Por estar lastimado de un músculo en la pantorrilla, Eduardo Gallo renunció a continuar con los intentos de estoquear al bicho. Al segundo aviso dejó los trastos, y abandonó el ruedo dejando al toro con varios pinchazos. Ahí, vino una complicación, la autoridad en vez de tolerar que el par de minutos transcurriera y que sonara el tercer aviso con el fin de que el toro se fuera vivo, le dio indicaciones al segundo espada, Octavio García El Payo, para que lo matara y pinchazo tras pinchazo con el estoque largo y con el de descabellar, el toro quedó como coladera, pero sin caer. Tres avisos más dos previos, la plaza hirviendo y al Payo, tan furibundo que se le asaban chiles en la espalda. Héctor Gabriel fue el tercer alternante y la corrida mansurrona, débil y sosa, de Begoña fue lidiada en Teziutlán.
Una persona que estaba junto a mí en el burladero de contrabarrera, me soltó: “Cuando veo esto, pienso que los antitaurinos tienen razón”. Lo entiendo, la ineptitud, el abuso en las fallas con el estoque y el que no haya un límite en la cantidad de intentos para tirarse a matar o descabellar, hacen que así, el toreo sea algo grotesco y tremendamente cruel. Sin embargo, no es que los antis tengan razón, porque ellos piensan que los aficionados nos regodeamos en el sadismo, que disfrutamos con la sangre que mana de los morrillos. Sin embargo, lo que en la plaza estaba pasando, era exactamente lo contrario: la indignación general tomó partido a favor del toro y con pañuelos blancos, gritos y silbidos, se pedía que se suspendieran las agresiones al cornúpeta.
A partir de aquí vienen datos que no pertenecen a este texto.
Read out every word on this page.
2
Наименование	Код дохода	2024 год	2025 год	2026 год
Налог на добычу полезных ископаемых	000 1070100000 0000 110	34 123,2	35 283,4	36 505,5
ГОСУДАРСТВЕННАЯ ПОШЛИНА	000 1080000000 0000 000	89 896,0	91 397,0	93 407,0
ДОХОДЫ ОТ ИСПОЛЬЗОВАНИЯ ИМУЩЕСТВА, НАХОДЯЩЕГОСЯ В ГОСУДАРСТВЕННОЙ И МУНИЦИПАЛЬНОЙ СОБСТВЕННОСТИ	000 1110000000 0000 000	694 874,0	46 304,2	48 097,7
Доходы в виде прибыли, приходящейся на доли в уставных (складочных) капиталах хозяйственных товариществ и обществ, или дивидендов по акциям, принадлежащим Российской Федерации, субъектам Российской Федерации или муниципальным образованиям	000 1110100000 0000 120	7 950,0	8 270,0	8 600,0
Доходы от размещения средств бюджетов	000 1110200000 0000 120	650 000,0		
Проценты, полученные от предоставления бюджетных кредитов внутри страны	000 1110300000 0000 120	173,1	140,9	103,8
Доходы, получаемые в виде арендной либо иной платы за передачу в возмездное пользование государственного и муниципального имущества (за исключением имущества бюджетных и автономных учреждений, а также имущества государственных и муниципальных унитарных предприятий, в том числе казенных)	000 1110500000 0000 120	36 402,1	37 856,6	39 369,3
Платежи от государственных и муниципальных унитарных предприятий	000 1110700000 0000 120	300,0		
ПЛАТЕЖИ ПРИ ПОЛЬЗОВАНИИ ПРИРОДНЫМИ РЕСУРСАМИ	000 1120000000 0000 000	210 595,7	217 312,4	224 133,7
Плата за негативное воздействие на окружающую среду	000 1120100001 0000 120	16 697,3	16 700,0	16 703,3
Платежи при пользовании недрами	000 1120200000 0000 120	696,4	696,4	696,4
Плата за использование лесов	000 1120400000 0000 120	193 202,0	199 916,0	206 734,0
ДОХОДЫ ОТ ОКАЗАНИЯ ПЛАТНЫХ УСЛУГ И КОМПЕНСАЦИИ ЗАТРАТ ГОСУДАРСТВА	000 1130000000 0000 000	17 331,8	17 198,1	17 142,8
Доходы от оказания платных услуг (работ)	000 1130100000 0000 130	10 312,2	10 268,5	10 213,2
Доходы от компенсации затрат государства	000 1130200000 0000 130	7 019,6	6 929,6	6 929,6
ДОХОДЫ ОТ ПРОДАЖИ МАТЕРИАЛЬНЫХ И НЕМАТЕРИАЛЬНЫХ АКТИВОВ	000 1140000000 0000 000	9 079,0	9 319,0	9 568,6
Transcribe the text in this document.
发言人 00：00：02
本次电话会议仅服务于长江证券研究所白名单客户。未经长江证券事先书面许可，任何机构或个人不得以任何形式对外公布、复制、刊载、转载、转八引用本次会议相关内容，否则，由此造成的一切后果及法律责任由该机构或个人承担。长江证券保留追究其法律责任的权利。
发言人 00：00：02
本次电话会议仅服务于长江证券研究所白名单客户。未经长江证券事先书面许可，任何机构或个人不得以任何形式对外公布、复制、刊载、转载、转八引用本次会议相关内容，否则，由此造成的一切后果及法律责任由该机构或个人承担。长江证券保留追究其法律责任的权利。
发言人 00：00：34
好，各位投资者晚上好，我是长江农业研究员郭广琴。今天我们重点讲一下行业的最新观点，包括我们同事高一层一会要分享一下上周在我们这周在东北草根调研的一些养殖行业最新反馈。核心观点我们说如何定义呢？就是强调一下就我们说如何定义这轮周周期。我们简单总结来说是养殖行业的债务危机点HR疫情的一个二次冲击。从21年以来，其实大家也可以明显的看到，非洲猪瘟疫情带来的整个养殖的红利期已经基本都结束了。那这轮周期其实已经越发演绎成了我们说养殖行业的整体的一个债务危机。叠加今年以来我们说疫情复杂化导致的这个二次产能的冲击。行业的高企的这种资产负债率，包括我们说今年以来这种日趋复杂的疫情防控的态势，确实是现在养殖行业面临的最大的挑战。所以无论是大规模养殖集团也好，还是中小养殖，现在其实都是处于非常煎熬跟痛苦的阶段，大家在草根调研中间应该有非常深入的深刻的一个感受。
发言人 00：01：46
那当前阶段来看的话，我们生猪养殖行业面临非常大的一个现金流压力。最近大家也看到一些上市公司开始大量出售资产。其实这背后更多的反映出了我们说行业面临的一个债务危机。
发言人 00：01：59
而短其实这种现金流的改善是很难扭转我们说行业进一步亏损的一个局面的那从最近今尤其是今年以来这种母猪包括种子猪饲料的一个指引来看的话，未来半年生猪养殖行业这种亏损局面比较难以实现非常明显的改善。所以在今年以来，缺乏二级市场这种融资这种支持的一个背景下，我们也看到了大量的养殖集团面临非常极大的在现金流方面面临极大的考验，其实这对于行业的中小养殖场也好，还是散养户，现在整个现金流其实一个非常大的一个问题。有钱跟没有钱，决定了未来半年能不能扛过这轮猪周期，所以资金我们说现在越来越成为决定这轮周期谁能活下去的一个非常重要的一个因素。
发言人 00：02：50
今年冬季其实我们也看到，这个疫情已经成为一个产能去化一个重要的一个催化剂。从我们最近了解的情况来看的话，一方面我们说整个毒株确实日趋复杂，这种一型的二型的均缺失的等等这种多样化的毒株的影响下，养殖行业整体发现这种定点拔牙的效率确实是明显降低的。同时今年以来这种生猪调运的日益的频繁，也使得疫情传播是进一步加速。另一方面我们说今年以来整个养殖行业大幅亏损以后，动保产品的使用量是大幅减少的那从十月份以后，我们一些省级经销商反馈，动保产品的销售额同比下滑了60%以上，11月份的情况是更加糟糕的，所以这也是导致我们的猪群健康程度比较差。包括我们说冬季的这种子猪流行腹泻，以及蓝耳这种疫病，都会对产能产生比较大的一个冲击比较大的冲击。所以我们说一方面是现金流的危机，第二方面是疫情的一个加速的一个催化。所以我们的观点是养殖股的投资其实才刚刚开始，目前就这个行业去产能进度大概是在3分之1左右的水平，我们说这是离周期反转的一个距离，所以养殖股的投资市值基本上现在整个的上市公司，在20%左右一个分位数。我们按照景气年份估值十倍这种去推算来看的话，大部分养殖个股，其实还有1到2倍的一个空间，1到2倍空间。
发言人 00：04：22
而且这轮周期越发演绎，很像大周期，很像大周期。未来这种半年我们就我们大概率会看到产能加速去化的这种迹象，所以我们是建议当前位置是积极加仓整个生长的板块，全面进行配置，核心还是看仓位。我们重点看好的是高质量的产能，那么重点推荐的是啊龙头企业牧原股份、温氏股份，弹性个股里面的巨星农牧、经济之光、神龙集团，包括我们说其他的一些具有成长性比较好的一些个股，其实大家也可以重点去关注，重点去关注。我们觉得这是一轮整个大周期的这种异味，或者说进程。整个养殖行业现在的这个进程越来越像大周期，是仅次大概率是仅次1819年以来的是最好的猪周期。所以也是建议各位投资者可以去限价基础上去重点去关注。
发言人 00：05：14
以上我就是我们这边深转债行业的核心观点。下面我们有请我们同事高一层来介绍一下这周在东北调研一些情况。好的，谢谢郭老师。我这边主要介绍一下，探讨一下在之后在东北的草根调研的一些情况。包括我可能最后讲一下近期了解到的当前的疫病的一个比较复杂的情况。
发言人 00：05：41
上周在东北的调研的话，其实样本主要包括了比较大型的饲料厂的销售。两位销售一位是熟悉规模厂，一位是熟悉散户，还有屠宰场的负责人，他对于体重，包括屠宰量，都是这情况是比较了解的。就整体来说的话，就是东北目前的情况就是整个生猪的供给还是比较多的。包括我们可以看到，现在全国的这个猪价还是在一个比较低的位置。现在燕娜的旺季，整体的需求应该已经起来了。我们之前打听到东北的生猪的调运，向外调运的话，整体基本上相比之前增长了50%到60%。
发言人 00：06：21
Cómo la vida no está llena de casualidades, sino de causalidades, el miércoles, a mi cubículo universitario entró un profesor con la intención de comentar cualquier cosa. Tomó una fotografía, un natural precioso que aprecio más, porque el torero retratado es mi hijo, y espetó sin que nadie le preguntara: “No estoy de acuerdo en nada con el sadismo del toreo. Ese sí es un tema que no soporto, torturar a los animales se me hace nefasto”. Con poco ánimo por experiencias pasadas, le contesté que le faltaba información y que no sabía de lo que hablaba. “Ni me interesa”, dijo tajante. No pretendía yo, desde luego, hablarle del toro como animal mítico y sacrificial, ni de los múltiples simbolismos que tiene una corrida, ni contarle la historia del toreo de Curro Guillén a Pablo Aguado, ni menos de la actitud heroica que asume un muchacho herido en la arena, con el traje de luces rasgado, sin dar muestras de lo que le está doliendo y permanecer en el ruedo hasta cumplir totalmente con su deber. No. Simplemente, quería decirle que primero investigara sobre el tema y que luego, hablara, porque en el asunto de la afición a los toros no caben palabras como sadismo ni tortura. Según el diccionario de la Real Academia Española, la palabra sadismo significa: “Crueldad refinada con placer de quien la ejecuta” y tortura la define como: “Grave dolor físico o psicológico infligido a alguien con métodos y utensilios diversos, con el fin de obtener de él una confesión, o como medio de castigo”. Ninguna de las dos son acertadas en el mundo de los buenos aficionados que velan porque al toro se le trate con lealtad y sólo se le haga el daño estrictamente necesario.
Me asombra y encabrita la intransigencia y el fanatismo, los antis están dispuestos a morir y matar por ellas. En las puertas de las plazas, los he visto y oído insultar, escupir y atacar a los aficionados que pasan cuando ellos hacen valla. Creo que lo que tienen es un gran temor, el de saber que hablando se entiende la gente y ellos, precisamente, no quieren entender.